Ten slotte neemt de rechtbank bij haar beoordeling in aanmerking dat verweerder op
15 september 2020 om 13.18 uur en op 29 september 2020 om 13.19 uur een sms-bericht naar eiseres heeft gestuurd waarin zij aan de afspraak met de verzekeringsarts op
30 januari 2020 om 09.30 uur wordt herinnerd.
Conclusie
7. Het beroep van eiseres is gegrond.
Vervolg
8. De rechtbank vernietigt het bestreden besluit. De rechtbank ziet geen aanleiding om de rechtsgevolgen van het bestreden besluit in stand te laten of zelf in de zaak te voorzien, omdat de medische situatie van eiseres alsnog moet worden beoordeeld door de verzekeringsarts.
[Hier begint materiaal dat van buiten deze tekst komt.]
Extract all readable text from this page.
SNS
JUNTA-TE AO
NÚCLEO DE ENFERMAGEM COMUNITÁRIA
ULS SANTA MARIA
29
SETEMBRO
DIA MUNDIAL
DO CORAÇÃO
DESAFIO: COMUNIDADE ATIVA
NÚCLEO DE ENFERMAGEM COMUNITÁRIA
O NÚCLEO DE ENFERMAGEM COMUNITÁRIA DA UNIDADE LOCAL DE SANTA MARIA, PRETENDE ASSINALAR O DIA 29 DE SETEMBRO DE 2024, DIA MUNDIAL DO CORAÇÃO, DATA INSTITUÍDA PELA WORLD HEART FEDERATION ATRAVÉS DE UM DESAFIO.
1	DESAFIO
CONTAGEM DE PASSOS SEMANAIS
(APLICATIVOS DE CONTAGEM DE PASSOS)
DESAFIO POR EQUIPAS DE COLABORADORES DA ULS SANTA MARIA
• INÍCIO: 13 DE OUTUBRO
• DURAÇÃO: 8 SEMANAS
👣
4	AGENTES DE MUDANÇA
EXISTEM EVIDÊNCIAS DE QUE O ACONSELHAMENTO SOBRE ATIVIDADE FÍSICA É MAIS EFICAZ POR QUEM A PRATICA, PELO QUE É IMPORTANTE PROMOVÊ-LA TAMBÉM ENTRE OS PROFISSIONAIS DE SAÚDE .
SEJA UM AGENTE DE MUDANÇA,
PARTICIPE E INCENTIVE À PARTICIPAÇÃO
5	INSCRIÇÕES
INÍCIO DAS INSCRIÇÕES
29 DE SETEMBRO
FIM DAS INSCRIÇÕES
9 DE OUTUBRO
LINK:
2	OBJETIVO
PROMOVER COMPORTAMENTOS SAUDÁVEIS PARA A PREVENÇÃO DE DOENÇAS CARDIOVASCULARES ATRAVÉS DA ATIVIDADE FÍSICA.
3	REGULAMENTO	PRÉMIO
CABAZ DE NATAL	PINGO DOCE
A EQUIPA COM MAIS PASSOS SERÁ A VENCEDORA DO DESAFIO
Om proceseconomische redenen ziet de rechtbank af van de mogelijkheid om verweerder met een tussenuitspraak in de gelegenheid te stellen het gebrek te herstellen. Dit betekent dat verweerder een nieuw besluit op het bezwaar van eiseres zal moeten nemen. Daarbij moet verweerder rekening houden met deze uitspraak. De rechtbank stelt hiervoor een termijn van acht weken. Deze termijn begint pas nadat de termijn om hoger beroep in te stellen ongebruikt is verstreken of, als hoger beroep wordt ingesteld, nadat op het hoger beroep is beslist.
Griffierecht en proceskostenvergoeding
9. Omdat de rechtbank het beroep gegrond verklaart, bepaalt de rechtbank dat verweerder aan eiseres het door haar betaalde griffierecht vergoedt.
10. De rechtbank veroordeelt verweerder in de door eiser gemaakte proceskosten. Deze kosten stelt de rechtbank op grond van het Besluit proceskosten bestuursrecht voor de door een derde beroepsmatig verleende rechtsbijstand vast op € 1.518,- (1 punt voor het indienen van het beroepschrift, 1 punt voor het verschijnen op de zitting, met een waarde per punt van € 759,- en een wegingsfactor 1).

Beslissing

De rechtbank:
  • verklaart het beroep gegrond;
  • vernietigt het bestreden besluit;
  • draagt verweerder op om binnen acht weken na de dag nadat de termijn om hoger beroep in te stellen ongebruikt is verstreken, of als hoger beroep wordt ingesteld, na de dag nadat daarop is beslist, een nieuw besluit op bezwaar te nemen met inachtneming van deze uitspraak;
  • draagt verweerder op het betaalde griffierecht van € 49,- aan eiseres te vergoeden;
  • veroordeelt verweerder in de proceskosten van eiseres tot een bedrag van € 1.518,-.
Deze uitspraak is gedaan door mr. Y.N.M. Rijlaarsdam, rechter, in aanwezigheid van
mr. J.M.T. Bouwman, griffier. De uitspraak is uitgesproken op 10 januari 2022 en zal openbaar worden gemaakt door publicatie op rechtspraak.nl.
griffier
rechter
Een afschrift van deze uitspraak is verzonden aan partijen op:

Bent u het niet eens met deze uitspraak?

Als u het niet eens bent met deze uitspraak, kunt u een brief sturen naar de Centrale Raad van Beroep waarin u uitlegt waarom u het er niet mee eens bent. Dit heet een beroepschrift. U moet dit beroepschrift indienen binnen 6 weken na de dag waarop deze uitspraak is verzonden. U ziet deze datum hierboven.